The emphasis ended up being very much upon trying to identify what, if anything, was 'special' or 'different' about images and addressing that, rather than coming up with yet another complex metadata standard that attempted to do it all. There was also an interesting recognition of the compromise between what you might like, what you can afford to catalogue in every case, and what the vendors might be persuaded to build into their software. A common problem in the text world, where mark-up tools have a habit of stripping pre-entered metadata out of files and inserting their own also appeared in this context, with several products being identified as guilty of stripping information from image file headers.
- As part of a gradual process of visiting various people, I travelled up to Edinburgh to spend a day with staff at EDINA. We had some wide ranging discussions around the services that they offer and the ways in which they might be made more interoperable; for example, how might a user search any EDINA resources in conjunction with those from elsewhere.
I hope to visit MIDAS, the Data Archive, and other organisations soon for similar discussions.

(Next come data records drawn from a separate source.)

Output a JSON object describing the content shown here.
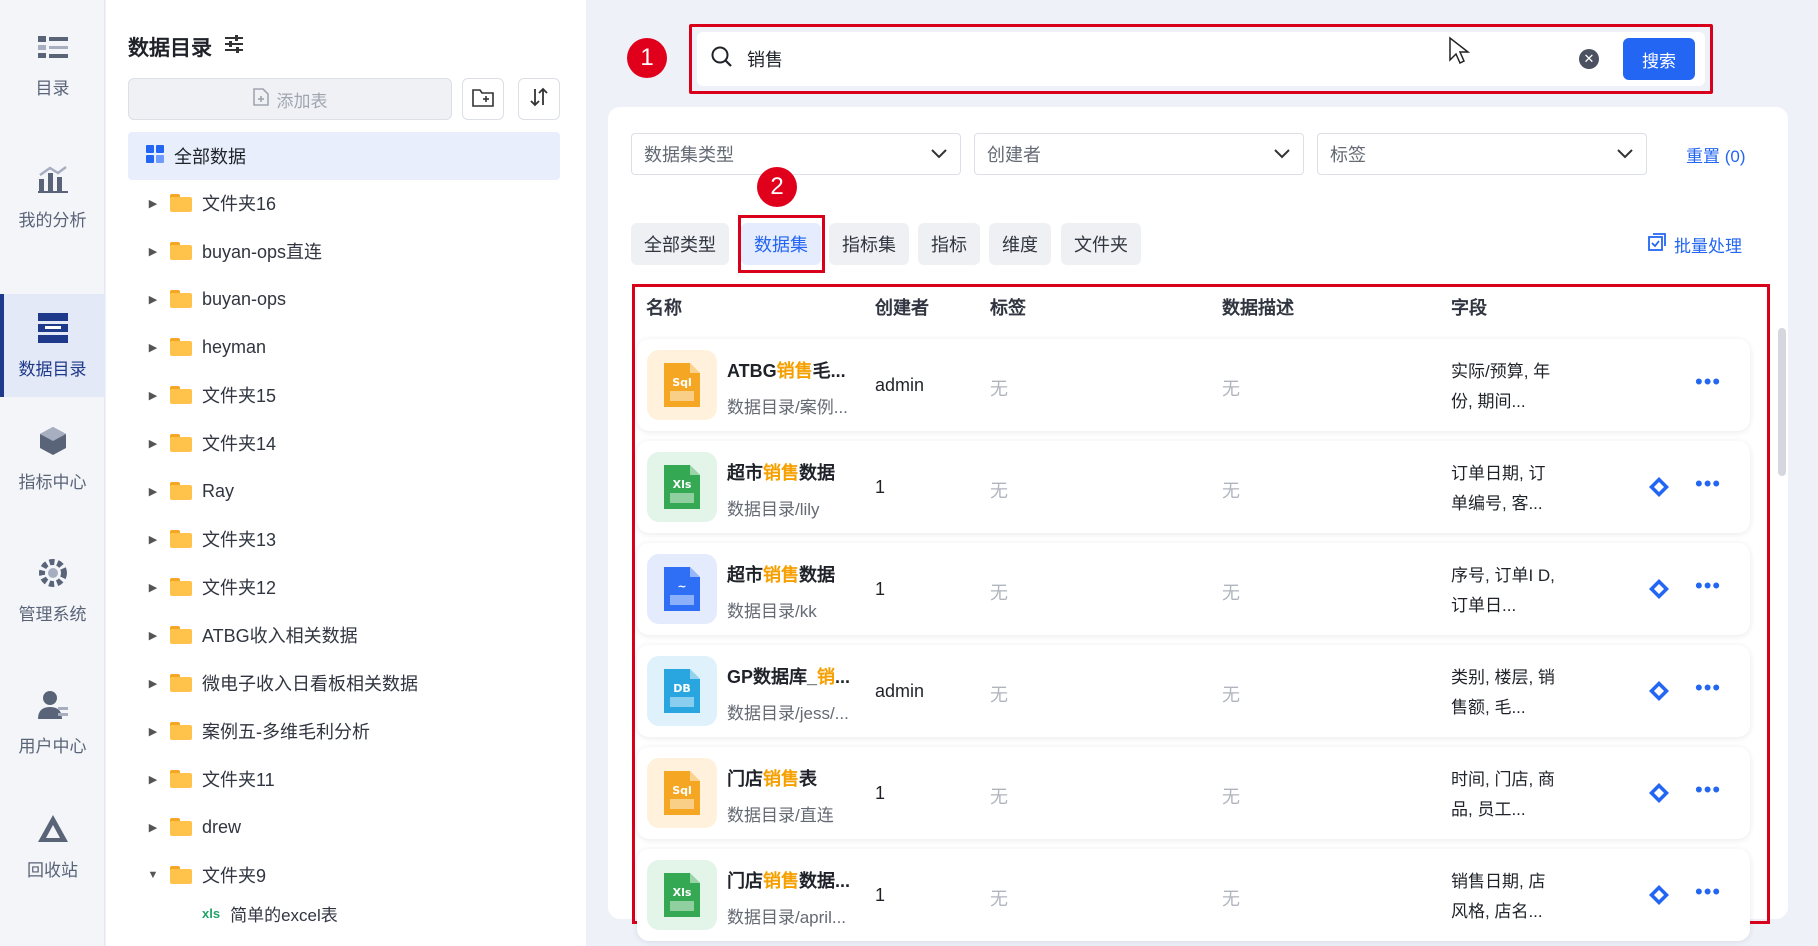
{
  "nav": [
    {
      "label": "目录",
      "icon": "list-icon"
    },
    {
      "label": "我的分析",
      "icon": "bar-chart-icon"
    },
    {
      "label": "数据目录",
      "icon": "database-icon",
      "active": true
    },
    {
      "label": "指标中心",
      "icon": "cube-icon"
    },
    {
      "label": "管理系统",
      "icon": "gear-icon"
    },
    {
      "label": "用户中心",
      "icon": "user-icon"
    },
    {
      "label": "回收站",
      "icon": "recycle-icon"
    }
  ],
  "tree": {
    "title": "数据目录",
    "add_table": "添加表",
    "all_data": "全部数据",
    "folders": [
      "文件夹16",
      "buyan-ops直连",
      "buyan-ops",
      "heyman",
      "文件夹15",
      "文件夹14",
      "Ray",
      "文件夹13",
      "文件夹12",
      "ATBG收入相关数据",
      "微电子收入日看板相关数据",
      "案例五-多维毛利分析",
      "文件夹11",
      "drew",
      "文件夹9"
    ],
    "child_partial": "简单的excel表"
  },
  "search": {
    "value": "销售",
    "button": "搜索"
  },
  "badges": {
    "one": "1",
    "two": "2"
  },
  "filters": {
    "dataset_type": "数据集类型",
    "creator": "创建者",
    "tag": "标签",
    "reset": "重置 (0)"
  },
  "chips": [
    "全部类型",
    "数据集",
    "指标集",
    "指标",
    "维度",
    "文件夹"
  ],
  "batch": "批量处理",
  "columns": {
    "name": "名称",
    "creator": "创建者",
    "tag": "标签",
    "desc": "数据描述",
    "fields": "字段"
  },
  "rows": [
    {
      "pre": "ATBG",
      "hl": "销售",
      "post": "毛...",
      "path": "数据目录/案例...",
      "creator": "admin",
      "tag": "无",
      "desc": "无",
      "fields": "实际/预算, 年份, 期间...",
      "type": "sql"
    },
    {
      "pre": "超市",
      "hl": "销售",
      "post": "数据",
      "path": "数据目录/lily",
      "creator": "1",
      "tag": "无",
      "desc": "无",
      "fields": "订单日期, 订单编号, 客...",
      "type": "xls"
    },
    {
      "pre": "超市",
      "hl": "销售",
      "post": "数据",
      "path": "数据目录/kk",
      "creator": "1",
      "tag": "无",
      "desc": "无",
      "fields": "序号, 订单I D, 订单日...",
      "type": "chart"
    },
    {
      "pre": "GP数据库_",
      "hl": "销",
      "post": "...",
      "path": "数据目录/jess/...",
      "creator": "admin",
      "tag": "无",
      "desc": "无",
      "fields": "类别, 楼层, 销售额, 毛...",
      "type": "db"
    },
    {
      "pre": "门店",
      "hl": "销售",
      "post": "表",
      "path": "数据目录/直连",
      "creator": "1",
      "tag": "无",
      "desc": "无",
      "fields": "时间, 门店, 商品, 员工...",
      "type": "sql"
    },
    {
      "pre": "门店",
      "hl": "销售",
      "post": "数据...",
      "path": "数据目录/april...",
      "creator": "1",
      "tag": "无",
      "desc": "无",
      "fields": "销售日期, 店风格, 店名...",
      "type": "xls"
    }
  ]
}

- UKOLN's Andy Powell and I attended a meeting at the Natural History Museum along with staff from the museum and Louise Smith and Matthew Stiff from the mda. We had some wide-ranging discussions around the UK's forthcoming '24 Hour Museum', and the use it might make of evolving standards for the description and mark-up of 'collections' This led on to discussion of UKOLN's work on Collection Description and the ways in which it might be applicable beyond the library sector. Andy is working to finalise the UKOLN document, and we shall be looking at ways in which it ties in to work elsewhere, such as a soon-to-be-finalised document from CIMI on Scope of Collections in the cultural heritage sector, with which I may be involved.
Work in Progress
- I am currently working to add more information to the web site, and would welcome input as to priority areas in which this effort might best be expended.
- Work on a document mapping the 'Information Landscape' proceeds. A list of the key topics to investigate in this report is due before the Advisory Committee by the end of April.
- Following requests for input from a number of sources, I am working to look more closely at metadata standards from IMS and the IEEE in order to provide some structured comments on them. I need to liase with other UKOLN staff who also have interests in this area.
- As mentioned above, I was involved in co-ordinating the delivery of a revised definition of the Dublin Core's Coverage element. I am now working with Ren Iannella (of DSTC in Australia) and others to unify the style of the 15 new definitions, ensuring consistency and clarity that was perhaps lacking previously.
- Work on the Z39.50 Interoperability Profile continues under the steer of the National Library of Canada's Carrol Lunau. We have agreed to work from the rapidly stabilising Texas Profile written by Bill Moen, and e-mails continue to fly back and forth, supplemented by the odd teleconference.
Potential work
- Following the document on Dublin Core in RDF [5], Eric Miller, myself and Dan Brickley are exploring the possibility of a further document attempting to pin down the conceptual model behind the Dublin Core. This work would aim to produce a document within about a month which would capture the current (unstated) Dublin Core 'data model', as well as pointing to the ways in which it is moving towards parity with other initiatives such as indecs and IMS.
- There is a need to start disseminating existing knowledge to a wide community, with an obvious way to do this being through publication. I am assisting Shelagh Fisher, one of the collaborators on the original NARD report, in preparing a paper for Catalogue & Index, and am looking around for a few choice topics on which something can be produced by me relatively quickly to good effect.
- There have been several, mainly European, approaches for various pieces of collaborative work. Some of these are now being discussed with a view to clarifying what would be done, and the benefits of this to Interoperability Focus and the community at large.
- Efforts continue in approaching people and establishing useful contacts. Approaches from the other side are, as always, welcomed.